A Justiça condenou a Claro a pagar R$ 2 mil por danos morais a uma consumidora que teve alterações em serviços de telefonia e internet sem que a empresa apresentasse provas de que havia autorizado as mudanças. A decisão foi publicada nesta quinta-feira, 17 de setembro, e homologada pela juíza Patrícia Ceni, do 7º Juizado Especial Cível de Cuiabá.
Irene Auxiliadora de Moraes relatou que teve os serviços de telefonia móvel e internet residencial unificados em um “combo”, com aumento do valor cobrado.

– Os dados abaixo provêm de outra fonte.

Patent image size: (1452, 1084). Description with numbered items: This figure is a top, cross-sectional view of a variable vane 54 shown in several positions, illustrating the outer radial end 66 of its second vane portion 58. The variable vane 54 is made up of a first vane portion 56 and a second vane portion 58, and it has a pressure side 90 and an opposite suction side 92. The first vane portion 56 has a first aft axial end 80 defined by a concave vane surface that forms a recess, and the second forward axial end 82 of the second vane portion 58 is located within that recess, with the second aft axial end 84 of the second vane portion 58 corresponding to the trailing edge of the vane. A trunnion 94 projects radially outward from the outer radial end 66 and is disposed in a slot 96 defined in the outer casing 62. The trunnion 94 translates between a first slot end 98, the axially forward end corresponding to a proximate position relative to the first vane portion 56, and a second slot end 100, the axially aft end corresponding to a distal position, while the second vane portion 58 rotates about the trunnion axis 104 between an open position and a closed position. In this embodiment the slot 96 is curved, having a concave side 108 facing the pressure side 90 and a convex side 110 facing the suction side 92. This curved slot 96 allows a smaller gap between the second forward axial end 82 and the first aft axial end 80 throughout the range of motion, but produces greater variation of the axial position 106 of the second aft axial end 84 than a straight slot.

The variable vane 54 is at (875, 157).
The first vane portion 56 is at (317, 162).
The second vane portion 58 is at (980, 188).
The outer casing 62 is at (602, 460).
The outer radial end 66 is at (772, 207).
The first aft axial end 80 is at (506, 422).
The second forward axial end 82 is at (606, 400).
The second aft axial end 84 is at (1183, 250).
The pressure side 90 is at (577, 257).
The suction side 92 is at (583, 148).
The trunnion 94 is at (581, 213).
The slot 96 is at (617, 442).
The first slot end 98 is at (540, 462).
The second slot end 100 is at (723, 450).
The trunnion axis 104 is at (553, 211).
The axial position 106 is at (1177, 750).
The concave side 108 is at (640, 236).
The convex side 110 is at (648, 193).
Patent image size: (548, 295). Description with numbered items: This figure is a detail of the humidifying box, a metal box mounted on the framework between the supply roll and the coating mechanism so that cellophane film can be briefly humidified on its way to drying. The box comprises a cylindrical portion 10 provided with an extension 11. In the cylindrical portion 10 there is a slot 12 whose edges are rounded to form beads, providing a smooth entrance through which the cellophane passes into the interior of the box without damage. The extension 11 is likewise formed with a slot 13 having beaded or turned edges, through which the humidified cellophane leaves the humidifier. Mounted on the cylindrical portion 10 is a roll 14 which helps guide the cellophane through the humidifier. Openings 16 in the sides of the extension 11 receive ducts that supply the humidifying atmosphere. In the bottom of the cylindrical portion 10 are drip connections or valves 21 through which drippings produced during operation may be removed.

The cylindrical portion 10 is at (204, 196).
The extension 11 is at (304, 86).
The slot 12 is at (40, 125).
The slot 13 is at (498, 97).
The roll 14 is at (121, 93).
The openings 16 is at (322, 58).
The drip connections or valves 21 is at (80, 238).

Ela também afirmou que a linha final 6001 foi migrada do plano pós-pago para o pré-pago sem autorização e que precisou pagar uma fatura de R$ 162,28 para restabelecer os serviços.
A consumidora procurou o Procon-MT para tentar resolver o problema, mas não conseguiu uma solução. O caso chegou a ser encaminhado para um processo administrativo sancionador contra a operadora.
Na Justiça, a Claro alegou que a própria consumidora havia solicitado a mudança de uma das linhas para o sistema pré-pago e negou a existência de cobrança indevida ou dano moral.
A sentença, porém, diferenciou as situações. Segundo a decisão, Irene realmente pediu a mudança da linha final 0287 para o pré-pago, conforme relatou no próprio Procon. Por isso, nesse ponto, não houve falha da empresa.
A situação foi diferente em relação à criação do “combo”, que unificou a linha 0287 e a internet residencial, à mudança da linha final 6001 para o pré-pago e à cobrança de R$ 162,28.
Para essas alterações, a Claro não apresentou contrato, termo de adesão, gravação de atendimento, registro de conversa ou qualquer outro documento que comprovasse a autorização da consumidora.
A empresa chegou a argumentar que seus registros internos e faturas seriam suficientes para comprovar a regularidade dos serviços. No entanto, segundo a sentença, nenhum documento desse tipo foi efetivamente apresentado para demonstrar a autorização das alterações questionadas.
“Limitar-se a defender, em abstrato, a idoneidade de documentos que sequer foram apresentados em juízo não supre a exigência probatória”, diz a decisão.
A Justiça considerou ainda que a Claro não conseguiu esclarecer a situação durante a reclamação feita no Procon-MT. O órgão registrou o descumprimento de uma determinação pela empresa e encaminhou o caso para processo administrativo sancionador.
Para a sentença, o dano moral não ocorreu apenas pelas alterações nos serviços, mas principalmente pela dificuldade enfrentada pela consumidora para conseguir uma solução.
Irene precisou procurar o Procon e, sem conseguir resolver a situação, teve de recorrer à Justiça. A decisão considerou que a sequência de tentativas, a falta de resposta efetiva da empresa e a vulnerabilidade da consumidora ultrapassaram um simples aborrecimento.
“Há reiteradas tentativas de solução, inércia parcial e insuficiência de resposta por parte da fornecedora tanto na via administrativa quanto na judicial”, aponta a sentença.
A Justiça considerou ainda que não houve negativação do nome da consumidora nem outra consequência mais grave, além do desgaste e da perda de tempo para tentar resolver o problema.
Por isso, a Claro foi condenada a pagar R$ 2 mil por danos morais. O valor será corrigido pelo IPCA e terá incidência de juros conforme a taxa legal a partir da citação.
A decisão não determinou devolução de valores nem cancelamento de débitos porque esses pedidos não foram feitos pela consumidora na ação.